As a three year old in 1934, Ganga Maya Basnet has faint memories of the 8.0 magnitude earthquake that struck Nepal. Eight decades later she witnessed a similar earthquake. She was forced to move under a cowshed for shelter after the 7.6 magnitude earthquake destroyed her home. She had been living with her 50 year old daughter, the fifth among her six children. Her house was in Lisey village, Ward number 3 of Those VDC, Ramechhap district. After the earthquake she moved in with her eldest 62 year old daughter in Gobretar village in Those VDC Ward number 7.
Traditionally, in Nepali society, ageing parents have to be looked after by a son. However, Ganga Maya’s 60 year old son lives in the USA and does not support the family in any way. Her son’s son was next in line to take care of her, as per the traditional norms, but he refuses to fulfil this role in his house in Kathmandu.
In her younger days, Ganga Maya raised her children singlehandedly when her husband left her for another woman and settled in the Terai region of southern Nepal. She didn’t hear from him again but found out a few years ago that he passed away.
Ganga Maya moved into an emergency shelter with two of her daughters and her grandchild. It was made of tarps supported by the Government, but it was damp and cold and did not protect them from bad winds, rain or the cold during the night. Four women in a single shelter made life difficult for them.”The government had only provided us tarps. GOAL provided us with warm clothes when we were cold and shelter materials when we were living in a miserable situation. Your support has helped us be warm in the difficult weather and helped us rebuild or home. With your support, I presume we won’t need to buy any warm clothes or any other thing to keep us warm for 2-3 years. Thank you for reaching to us.”

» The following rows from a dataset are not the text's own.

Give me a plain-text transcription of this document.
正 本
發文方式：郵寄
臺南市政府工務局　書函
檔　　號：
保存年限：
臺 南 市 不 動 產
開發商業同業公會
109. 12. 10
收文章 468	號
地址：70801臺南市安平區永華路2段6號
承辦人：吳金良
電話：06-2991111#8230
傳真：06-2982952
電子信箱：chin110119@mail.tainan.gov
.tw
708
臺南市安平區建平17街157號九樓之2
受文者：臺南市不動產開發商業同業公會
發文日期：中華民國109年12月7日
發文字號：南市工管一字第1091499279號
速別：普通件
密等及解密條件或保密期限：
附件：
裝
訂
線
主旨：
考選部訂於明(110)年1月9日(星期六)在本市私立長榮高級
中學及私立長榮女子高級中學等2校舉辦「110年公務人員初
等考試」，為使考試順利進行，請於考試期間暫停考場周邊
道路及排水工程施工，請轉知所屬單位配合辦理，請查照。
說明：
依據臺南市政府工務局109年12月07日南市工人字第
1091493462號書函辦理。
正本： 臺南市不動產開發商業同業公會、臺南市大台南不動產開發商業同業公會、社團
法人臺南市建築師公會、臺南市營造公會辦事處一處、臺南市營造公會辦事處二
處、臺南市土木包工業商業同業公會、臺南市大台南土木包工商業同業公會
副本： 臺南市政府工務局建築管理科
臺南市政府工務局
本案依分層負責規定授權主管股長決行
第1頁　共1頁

Ramechhap is a hilly district located approximately 90 km east from the capital city, Kathmandu in Nepal. The Shelter Cluster Assessment of May 2015 showed that 39,916 houses in the district were destroyed from April 2015 Earthquake which pushed 86% of the families to live in temporary shelters. Recent assessments in northern Ramechhap had estimated that 75% of temporary structures in the area are in decrepit condition, as the materials used for temporary shelters had weathered out from months of battering by natural forces. Given the poor condition of the shelters built, 80% households report to feel unsafe in the shelters that they were living in.
GOAL reached Ganga Maya and her family during the previous 2015-2016 ECHO-funded winterization support project, providing them with tarps for better insulation and blankets in the peak of winter in December, 2015. Upon the recommendation from a local community meeting and following GOAL’s assessment, they were found to be in dire need of shelter support. Under GOAL’s 2016-2017 European Commission – Civil Protection & Humanitarian Aid Operations – ECHO-funded shelter programme, Mrs Maya’s family were provided with CGI sheets and other fixing materials in September, 2016. While the shelter was being built, GOAL technical monitors also visited and provided technical advices on safety measures to the construction workers and family members, most of which were incorporated.
The additional cash support from GOAL, as well as the government grant support for Earthquake affected families, enabled them to pay for additional materials and labour for the construction. The support has helped them to stay protected from bad weather in a relatively comfortable shelter.
Ganga Maya has been getting the old age pension which is the sole source of income for them. Her daughter Bhima Devi, being solely responsible for taking care of her elderly mother, her sister and daughter, both with mental disorder, is extremely happy with the support. It has reduced her financial worries. Bhima Devi hopes to get further support in livelihood, preferably training on livestock farming.